En la vida de los otros, soy un paréntesis.
Vivía acá. Construía acá. La gente contaba conmigo para sus anécdotas futuras y cercanas. Yo estaba en su mapa y en su historia. Era parte de algo.
Y me fui.
Y volví.
Soy un paréntesis de ocho años.
El mundo siguió, para todos, pero no para mí.
La gente me ve y ve la persona que ellos conocían antes.
Y se relacionan con la persona que yo era antes.
Y me hablan de las cosas que hablábamos antes.
Sí, es difícil adaptarse. Sólo yo conozco mi historia, porque es un poco más compleja que la historia común.
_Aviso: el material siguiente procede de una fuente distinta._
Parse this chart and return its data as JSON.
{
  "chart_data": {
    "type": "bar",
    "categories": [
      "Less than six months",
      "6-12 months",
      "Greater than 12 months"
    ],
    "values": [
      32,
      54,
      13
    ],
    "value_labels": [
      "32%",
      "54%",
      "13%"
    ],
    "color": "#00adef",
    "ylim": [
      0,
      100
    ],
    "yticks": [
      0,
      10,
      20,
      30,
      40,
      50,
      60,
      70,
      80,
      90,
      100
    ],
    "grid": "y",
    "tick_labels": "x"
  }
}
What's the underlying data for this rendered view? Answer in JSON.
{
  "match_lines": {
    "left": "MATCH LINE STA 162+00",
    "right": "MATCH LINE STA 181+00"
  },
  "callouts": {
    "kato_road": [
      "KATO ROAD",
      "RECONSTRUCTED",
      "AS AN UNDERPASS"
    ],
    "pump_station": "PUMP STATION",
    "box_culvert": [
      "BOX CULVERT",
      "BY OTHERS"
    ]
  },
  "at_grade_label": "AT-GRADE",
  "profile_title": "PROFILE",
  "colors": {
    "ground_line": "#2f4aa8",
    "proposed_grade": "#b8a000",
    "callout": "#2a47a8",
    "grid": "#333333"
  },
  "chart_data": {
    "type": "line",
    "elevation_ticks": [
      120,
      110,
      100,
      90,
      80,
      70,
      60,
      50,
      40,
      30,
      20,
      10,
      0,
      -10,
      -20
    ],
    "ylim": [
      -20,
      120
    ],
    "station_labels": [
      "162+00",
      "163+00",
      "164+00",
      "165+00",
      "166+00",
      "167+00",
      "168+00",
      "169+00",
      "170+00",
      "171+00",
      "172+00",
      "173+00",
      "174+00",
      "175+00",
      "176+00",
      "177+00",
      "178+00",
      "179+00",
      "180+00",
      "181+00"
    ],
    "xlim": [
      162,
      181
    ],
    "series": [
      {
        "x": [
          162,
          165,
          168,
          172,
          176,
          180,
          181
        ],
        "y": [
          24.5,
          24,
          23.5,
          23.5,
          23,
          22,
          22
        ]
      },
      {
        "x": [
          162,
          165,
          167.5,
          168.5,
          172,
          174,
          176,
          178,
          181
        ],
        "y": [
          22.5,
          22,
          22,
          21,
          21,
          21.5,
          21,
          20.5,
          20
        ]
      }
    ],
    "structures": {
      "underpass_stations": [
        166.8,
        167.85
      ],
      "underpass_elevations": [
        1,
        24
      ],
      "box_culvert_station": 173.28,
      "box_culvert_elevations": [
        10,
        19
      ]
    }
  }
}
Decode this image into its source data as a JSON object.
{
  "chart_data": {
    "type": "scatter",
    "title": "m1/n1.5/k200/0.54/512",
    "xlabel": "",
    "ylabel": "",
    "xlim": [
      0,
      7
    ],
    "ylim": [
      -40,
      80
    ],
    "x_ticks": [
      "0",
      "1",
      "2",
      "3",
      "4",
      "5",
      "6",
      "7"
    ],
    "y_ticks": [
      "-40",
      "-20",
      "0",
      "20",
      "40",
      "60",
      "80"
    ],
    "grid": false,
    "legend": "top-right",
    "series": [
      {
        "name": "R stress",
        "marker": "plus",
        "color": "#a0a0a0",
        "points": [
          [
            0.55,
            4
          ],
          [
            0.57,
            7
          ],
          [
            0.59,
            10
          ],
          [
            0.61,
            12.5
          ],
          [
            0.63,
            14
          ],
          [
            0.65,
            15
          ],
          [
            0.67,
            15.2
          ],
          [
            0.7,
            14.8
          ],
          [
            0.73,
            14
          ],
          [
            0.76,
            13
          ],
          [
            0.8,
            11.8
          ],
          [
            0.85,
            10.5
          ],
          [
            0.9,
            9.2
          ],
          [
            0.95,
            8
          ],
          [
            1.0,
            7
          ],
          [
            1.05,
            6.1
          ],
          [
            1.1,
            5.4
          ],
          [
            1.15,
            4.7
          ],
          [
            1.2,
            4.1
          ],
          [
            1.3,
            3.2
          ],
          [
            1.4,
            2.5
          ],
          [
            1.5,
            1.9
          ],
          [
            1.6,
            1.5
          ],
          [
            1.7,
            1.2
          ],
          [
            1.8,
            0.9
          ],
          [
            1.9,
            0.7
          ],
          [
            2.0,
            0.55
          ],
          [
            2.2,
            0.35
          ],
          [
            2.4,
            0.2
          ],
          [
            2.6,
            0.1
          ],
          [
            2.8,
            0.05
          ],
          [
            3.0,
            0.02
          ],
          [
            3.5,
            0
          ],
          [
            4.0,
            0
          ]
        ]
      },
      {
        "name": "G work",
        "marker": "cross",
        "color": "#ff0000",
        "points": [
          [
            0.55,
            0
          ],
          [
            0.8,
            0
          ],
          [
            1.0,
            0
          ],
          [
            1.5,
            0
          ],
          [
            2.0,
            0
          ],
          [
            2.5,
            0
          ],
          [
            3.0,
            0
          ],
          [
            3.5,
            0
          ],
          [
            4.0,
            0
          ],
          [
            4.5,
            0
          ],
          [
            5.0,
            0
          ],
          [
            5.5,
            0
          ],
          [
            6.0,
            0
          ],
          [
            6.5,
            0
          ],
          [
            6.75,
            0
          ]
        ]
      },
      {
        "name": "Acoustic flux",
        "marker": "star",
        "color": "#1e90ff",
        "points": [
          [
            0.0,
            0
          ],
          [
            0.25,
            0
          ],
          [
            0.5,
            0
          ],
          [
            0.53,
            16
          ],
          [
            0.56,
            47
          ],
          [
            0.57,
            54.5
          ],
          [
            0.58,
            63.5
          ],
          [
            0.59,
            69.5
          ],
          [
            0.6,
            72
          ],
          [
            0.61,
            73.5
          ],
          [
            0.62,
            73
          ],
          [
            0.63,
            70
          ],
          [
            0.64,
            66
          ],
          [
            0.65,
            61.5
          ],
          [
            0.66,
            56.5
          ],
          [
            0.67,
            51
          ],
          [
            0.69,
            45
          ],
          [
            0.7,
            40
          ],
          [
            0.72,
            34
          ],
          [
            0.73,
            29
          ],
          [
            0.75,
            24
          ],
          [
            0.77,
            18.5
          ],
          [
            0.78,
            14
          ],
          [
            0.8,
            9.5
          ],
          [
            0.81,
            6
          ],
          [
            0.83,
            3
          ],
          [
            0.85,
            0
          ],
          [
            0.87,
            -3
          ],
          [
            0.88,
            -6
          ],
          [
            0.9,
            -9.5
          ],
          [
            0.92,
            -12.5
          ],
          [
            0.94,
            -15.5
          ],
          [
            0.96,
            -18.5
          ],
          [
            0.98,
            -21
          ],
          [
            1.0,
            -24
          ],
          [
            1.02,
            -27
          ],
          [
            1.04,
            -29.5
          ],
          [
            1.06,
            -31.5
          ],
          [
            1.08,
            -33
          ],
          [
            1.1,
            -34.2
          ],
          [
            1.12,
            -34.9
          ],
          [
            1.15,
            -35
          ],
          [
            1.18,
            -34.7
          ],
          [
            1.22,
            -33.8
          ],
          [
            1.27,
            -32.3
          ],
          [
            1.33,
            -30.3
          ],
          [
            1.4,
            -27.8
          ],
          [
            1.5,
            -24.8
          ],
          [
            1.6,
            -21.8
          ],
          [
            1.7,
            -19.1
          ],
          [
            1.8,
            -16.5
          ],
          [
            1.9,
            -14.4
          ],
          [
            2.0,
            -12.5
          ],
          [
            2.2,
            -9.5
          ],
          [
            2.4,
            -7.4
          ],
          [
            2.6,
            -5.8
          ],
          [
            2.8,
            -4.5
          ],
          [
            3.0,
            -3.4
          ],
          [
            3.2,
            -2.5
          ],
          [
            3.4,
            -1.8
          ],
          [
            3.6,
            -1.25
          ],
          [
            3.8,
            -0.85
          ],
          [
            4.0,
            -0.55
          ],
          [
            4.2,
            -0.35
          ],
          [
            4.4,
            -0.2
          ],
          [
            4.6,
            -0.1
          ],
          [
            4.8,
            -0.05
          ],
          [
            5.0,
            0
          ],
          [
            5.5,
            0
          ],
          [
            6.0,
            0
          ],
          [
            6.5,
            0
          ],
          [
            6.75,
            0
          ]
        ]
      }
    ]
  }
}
Yo decidí cambiar de vida, cada 10 meses, por ocho años. Tengo que admitir que no había manera de seguirme el rastro. Yo decidí pasar de vivir en un país asiático, a uno musulmán, a uno tribal, al caribe, a la savana. Yo decidí aprender a hablar inglés en incontables acentos distintos, con lunfardos distintos, con expresiones distintas salidas de culturas distintas donde ninguna se parecía a la mía pero al fin y al cabo todos somos humanos y todos nos parecemos.
Es inevitable que quienes me conocieron previo a mis viajes, quieran reencontrarse con la persona que se fue. Porque fue a ella a quien extrañaron, a ella a quien esperaron. Fue a ella que le permitieron abrir un paréntesis por tanto tiempo con la ilusión de que un día volviera y pudieran, finalmente, seguir con su relato.
Pero ese relato se fue tan pronto yo me subí al primer avión.
Y aunque aún soy la persona inocente que se emociona por todo en este mundo, no soy ella.
Resiento la persona que era porque esa persona es quien se quedó con todo. De tanto en tanto me pongo una máscara y juego a ser ella sólo para acomodarme, pero no es real y no soy yo.
Viajar es mucho más solitario de lo que se imaginan.